In short, the message of this paper is “SMT solvers are well capable of handling decision problems from security properties. However, specific problem domains usually require domain specific modeling approaches. Important limitations, challenges, and research opportunities remain in developing appropriate models for the three areas we discuss – vulnerability discovery, exploit development, and bypassing of copy protection”. The motivation for writing this paper is to discuss these limitations, why they exist, and hopefully encourage more work on the modeling and constraint generation sides of these problems.
A quick review of the publication lists from major academic conferences focused on software security will show a massive number of papers discussing solutions based on SMT technology. There is good reason for this 1) SMT-backed approaches such as symbolic/concolic execution have proved powerful tools on certain problems and 2) There are an increasing number of freely available frameworks.
The primary domain where SMT solvers have shone, in my opinion, is in the discovery of bugs related to unsafe integer arithmetic using symbolic/concolic execution.
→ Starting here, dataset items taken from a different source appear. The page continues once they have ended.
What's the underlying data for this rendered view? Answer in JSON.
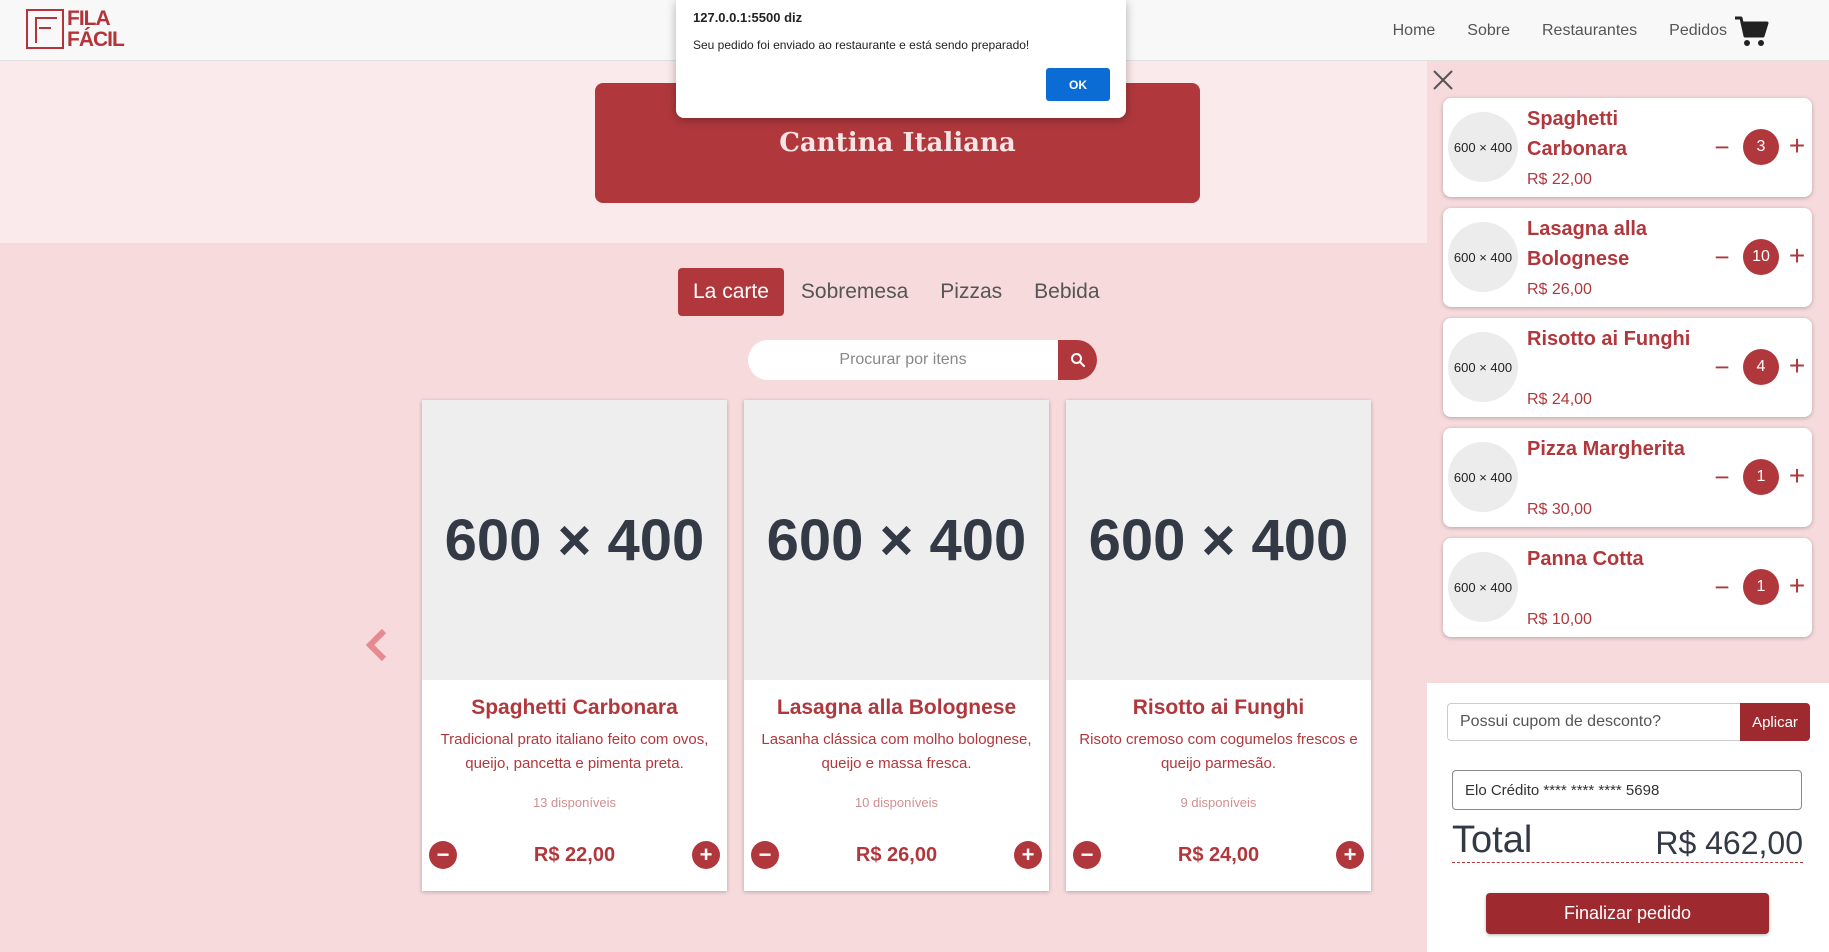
{
  "brand": {
    "line1": "FILA",
    "line2": "FÁCIL"
  },
  "nav": {
    "home": "Home",
    "about": "Sobre",
    "restaurants": "Restaurantes",
    "orders": "Pedidos"
  },
  "hero": {
    "title": "Cantina Italiana"
  },
  "tabs": [
    {
      "label": "La carte",
      "active": true
    },
    {
      "label": "Sobremesa"
    },
    {
      "label": "Pizzas"
    },
    {
      "label": "Bebida"
    }
  ],
  "search": {
    "placeholder": "Procurar por itens"
  },
  "products": [
    {
      "image": "600 × 400",
      "name": "Spaghetti Carbonara",
      "desc": "Tradicional prato italiano feito com ovos, queijo, pancetta e pimenta preta.",
      "stock": "13 disponíveis",
      "price": "R$ 22,00"
    },
    {
      "image": "600 × 400",
      "name": "Lasagna alla Bolognese",
      "desc": "Lasanha clássica com molho bolognese, queijo e massa fresca.",
      "stock": "10 disponíveis",
      "price": "R$ 26,00"
    },
    {
      "image": "600 × 400",
      "name": "Risotto ai Funghi",
      "desc": "Risoto cremoso com cogumelos frescos e queijo parmesão.",
      "stock": "9 disponíveis",
      "price": "R$ 24,00"
    }
  ],
  "cart": {
    "items": [
      {
        "thumb": "600 × 400",
        "name": "Spaghetti Carbonara",
        "price": "R$ 22,00",
        "qty": "3"
      },
      {
        "thumb": "600 × 400",
        "name": "Lasagna alla Bolognese",
        "price": "R$ 26,00",
        "qty": "10"
      },
      {
        "thumb": "600 × 400",
        "name": "Risotto ai Funghi",
        "price": "R$ 24,00",
        "qty": "4"
      },
      {
        "thumb": "600 × 400",
        "name": "Pizza Margherita",
        "price": "R$ 30,00",
        "qty": "1"
      },
      {
        "thumb": "600 × 400",
        "name": "Panna Cotta",
        "price": "R$ 10,00",
        "qty": "1"
      }
    ],
    "coupon_placeholder": "Possui cupom de desconto?",
    "coupon_button": "Aplicar",
    "payment": "Elo Crédito **** **** **** 5698",
    "total_label": "Total",
    "total_value": "R$ 462,00",
    "checkout": "Finalizar pedido"
  },
  "alert": {
    "title": "127.0.0.1:5500 diz",
    "message": "Seu pedido foi enviado ao restaurante e está sendo preparado!",
    "ok": "OK"
  },
  "colors": {
    "primary": "#b0383d",
    "dark_primary": "#9e2a2f",
    "page_bg": "#f6dadc",
    "hero_bg": "#fbeaeb",
    "alert_button": "#0b6cd6"
  },
  "icons": {
    "cart": "shopping-cart-icon",
    "search": "search-icon",
    "close": "close-icon",
    "prev": "chevron-left-icon"
  }
}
There’s a fairly obvious reason why this is the case; the quantifier free, fixed size, bitvector logic supported by SMT solvers provides direct support for the precise representation of arithmetic at the assembly level. In other words, one does not have to do an excessive amount of work when modeling the semantics of a program to produce a representation suitable for the detection of unsafe arithmetic. It suffices to perform a near direct translation from the executed instructions to the primitives provided by SMT solvers.
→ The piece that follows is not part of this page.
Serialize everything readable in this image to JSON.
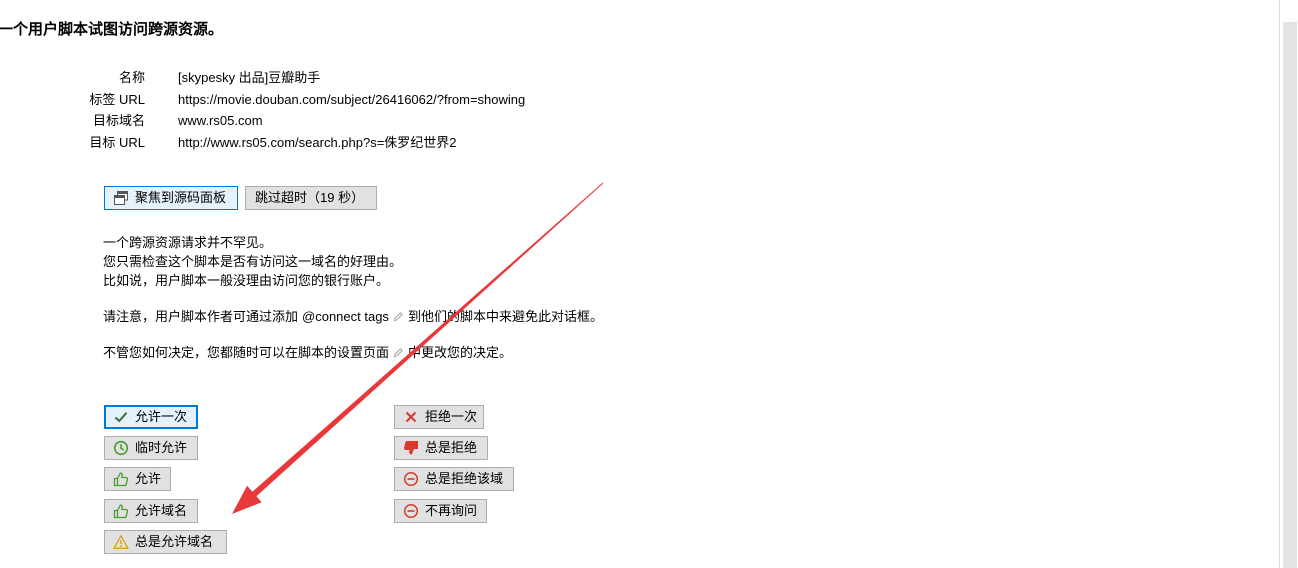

The exploit generation part of the paper deals with what happens when one takes the technology for solving the above problem and applies it to a new problem domain. In particular, a new domain in which the model produced simply by tracking transformations and constraints on input data no longer contains enough data to inform a solution. For example, in the case of exploit generation, models that do not account for things like the relationship between user input and memory layout. Obviously enough, when reasoning about a formula produced from such a model a solver cannot account for information not present. Thus, no amount of computational capacity or solver improvement can produce an effective solution.
SMT solvers are powerful tools and symbolic/concolic execution can be an effective technique. However, one thing I’ve learned over the past few years is that they don’t remove the obligation and effort required to accurately model the problem you’re trying to solve. You can throw generic symbolic execution frameworks at a problem but if you’re interested in anything more complex than low level arithmetic relationships you’ve got work to do!